One of my big passions is sports, though I don’t talk about it much on this blog. John Wooden died Friday night at the age of 99. He was an amazing coach and an amazing man. One person said Wooden was “more like a Methodist minister than a basketball coach.” ESPN put together a tribute of former players, coaches, and announcers who know him well.
Wooden led UCLA to 7 straight National Championships, an 88 game winning streak, 38 straight NCAA tournament wins, and 10 NCAA championships in 12 years, before retiring in 1975. He was known as the Wizard of Westwood (a nickname he didn’t like.) Here are some excerpts from from that piece. (I’m not sure everyone that was interviewed, so if you know, please tell me and I’ll update the post.)
Dick Enberg, “John Wooden is about as perfect a sports personality as anyone I’ve met in my 40 years of broadcasting. The man was a sports Abraham Lincoln. He was a Winston Churchill. He was a scholar. He was a teacher, plus he was a good person.”
Walt Hazzard? “Wooden’s style was laid back, it was honest, it was direct.”
Jamal Wilkes, “He can say so much with so few words. For instance, he used to say this: ‘Be quick, but don’t hurry.'”
Kareem Abdul-Jabbar, “It’s about what is correct, not who is correct.”
Wilkes, “Failing to prepare is preparing to fail.”
Unknown, “Do not mistake activity for achievement.”
Bill Walton, “Happiness begins when selfishness ends.”
Unknown, “He might have been more like a Methodist minister than a basketball coach.”
….
Kareem Abdul-Jabbar, “It was not necessarily wins and losses, but how he affected young men’s lives.”
Frank Deford, “Mr Wooden had this triangle, this pyramid of all the qualities: character, fortitude, honesty, truth, and if you lived up to the pyramid, then you won games.”
Unknown, “Winning and losing was not talked about during the year. There may be a halftime speech that revolved around the vocabulary word, enthusiasm, or industriousness. He would attack the situation by the pyramid’s success.”
Bill Walton, “All the human’s values, all the personal characteristics that he preached to us that we would need in our life to eventually be successful, that’s what the pyramid is all about.”
Dick Enberg, “John Wooden is a very religious man. In some ways, he treated the game religiously. It wasn’t just winning, you wanted to win the right way. You want your players to look the right way. You wanted them to behave the right way.

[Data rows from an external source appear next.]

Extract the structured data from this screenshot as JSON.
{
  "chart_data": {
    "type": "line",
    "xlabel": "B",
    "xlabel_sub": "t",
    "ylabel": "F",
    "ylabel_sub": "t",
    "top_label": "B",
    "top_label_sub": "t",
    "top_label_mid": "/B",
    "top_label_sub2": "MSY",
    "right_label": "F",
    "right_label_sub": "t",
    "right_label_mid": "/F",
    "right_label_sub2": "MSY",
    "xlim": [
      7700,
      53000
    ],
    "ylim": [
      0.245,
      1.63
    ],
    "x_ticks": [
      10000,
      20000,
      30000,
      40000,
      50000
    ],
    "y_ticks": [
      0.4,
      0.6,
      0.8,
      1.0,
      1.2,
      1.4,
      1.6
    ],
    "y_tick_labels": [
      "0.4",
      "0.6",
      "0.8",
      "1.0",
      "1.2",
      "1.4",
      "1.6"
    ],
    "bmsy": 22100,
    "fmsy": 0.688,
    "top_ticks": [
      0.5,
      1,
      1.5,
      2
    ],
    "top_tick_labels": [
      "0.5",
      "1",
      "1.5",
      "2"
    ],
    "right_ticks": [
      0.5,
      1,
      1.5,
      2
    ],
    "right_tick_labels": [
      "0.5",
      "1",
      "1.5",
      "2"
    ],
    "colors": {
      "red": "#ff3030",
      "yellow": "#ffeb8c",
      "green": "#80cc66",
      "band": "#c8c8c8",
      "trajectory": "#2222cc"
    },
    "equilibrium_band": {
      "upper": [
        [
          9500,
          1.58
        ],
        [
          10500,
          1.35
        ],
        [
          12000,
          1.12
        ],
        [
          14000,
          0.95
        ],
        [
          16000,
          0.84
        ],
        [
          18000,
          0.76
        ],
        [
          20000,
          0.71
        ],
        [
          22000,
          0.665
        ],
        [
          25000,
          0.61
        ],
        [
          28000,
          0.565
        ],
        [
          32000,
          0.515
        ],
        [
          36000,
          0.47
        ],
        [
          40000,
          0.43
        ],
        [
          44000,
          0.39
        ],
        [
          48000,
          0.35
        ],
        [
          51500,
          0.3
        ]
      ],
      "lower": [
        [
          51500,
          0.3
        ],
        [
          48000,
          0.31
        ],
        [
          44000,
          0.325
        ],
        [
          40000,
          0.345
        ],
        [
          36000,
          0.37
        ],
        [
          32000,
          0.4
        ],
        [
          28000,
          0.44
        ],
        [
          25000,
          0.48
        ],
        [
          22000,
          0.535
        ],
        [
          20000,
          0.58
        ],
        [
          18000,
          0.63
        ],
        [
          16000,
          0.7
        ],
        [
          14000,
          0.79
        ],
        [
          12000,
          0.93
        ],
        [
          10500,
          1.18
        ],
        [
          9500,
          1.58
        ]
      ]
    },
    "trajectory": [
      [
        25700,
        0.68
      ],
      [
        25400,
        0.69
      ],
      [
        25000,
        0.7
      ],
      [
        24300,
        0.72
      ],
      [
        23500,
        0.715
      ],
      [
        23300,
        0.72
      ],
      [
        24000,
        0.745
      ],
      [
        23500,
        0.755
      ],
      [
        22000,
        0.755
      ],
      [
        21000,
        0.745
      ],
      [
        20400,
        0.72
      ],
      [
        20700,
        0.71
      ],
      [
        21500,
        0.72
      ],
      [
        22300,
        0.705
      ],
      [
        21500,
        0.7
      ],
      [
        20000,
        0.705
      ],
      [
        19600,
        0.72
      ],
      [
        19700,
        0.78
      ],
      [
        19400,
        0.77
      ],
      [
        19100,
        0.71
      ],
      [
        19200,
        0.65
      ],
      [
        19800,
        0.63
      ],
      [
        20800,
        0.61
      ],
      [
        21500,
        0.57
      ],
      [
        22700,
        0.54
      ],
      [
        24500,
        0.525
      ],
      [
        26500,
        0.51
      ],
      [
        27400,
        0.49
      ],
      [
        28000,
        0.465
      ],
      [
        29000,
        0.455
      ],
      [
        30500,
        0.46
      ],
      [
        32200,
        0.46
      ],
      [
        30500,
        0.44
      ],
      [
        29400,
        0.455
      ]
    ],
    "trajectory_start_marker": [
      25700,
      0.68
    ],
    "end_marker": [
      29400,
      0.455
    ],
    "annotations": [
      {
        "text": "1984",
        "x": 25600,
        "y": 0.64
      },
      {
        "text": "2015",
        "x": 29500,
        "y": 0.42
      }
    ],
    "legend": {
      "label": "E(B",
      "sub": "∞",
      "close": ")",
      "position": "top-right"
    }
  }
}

Unknown, “I think he’s going to be remembered as the curator of the traditional values, the man who took all those one-room school house values out of Indiana, took them to a place, UCLA, this campus that was in ferment in the 60’s and somehow not just safeguarded them through that time, but was able to win championships.”
I heard John Wooden speak to in around 1990. He was an amazing personality, and will be missed. He really was a wonderful Christian man. Don’t miss the video on Wooden’s love letters on the same page. His wife died 24 years ago on March 21, and he wrote a letter to hear on the 21st of every month after her death.
I guess I should take this as a sign that people don’t read my blog for sports.
anybody interested in realignment? nebraska to the big 10 and colorado to the pac 10 is pretty big news this week.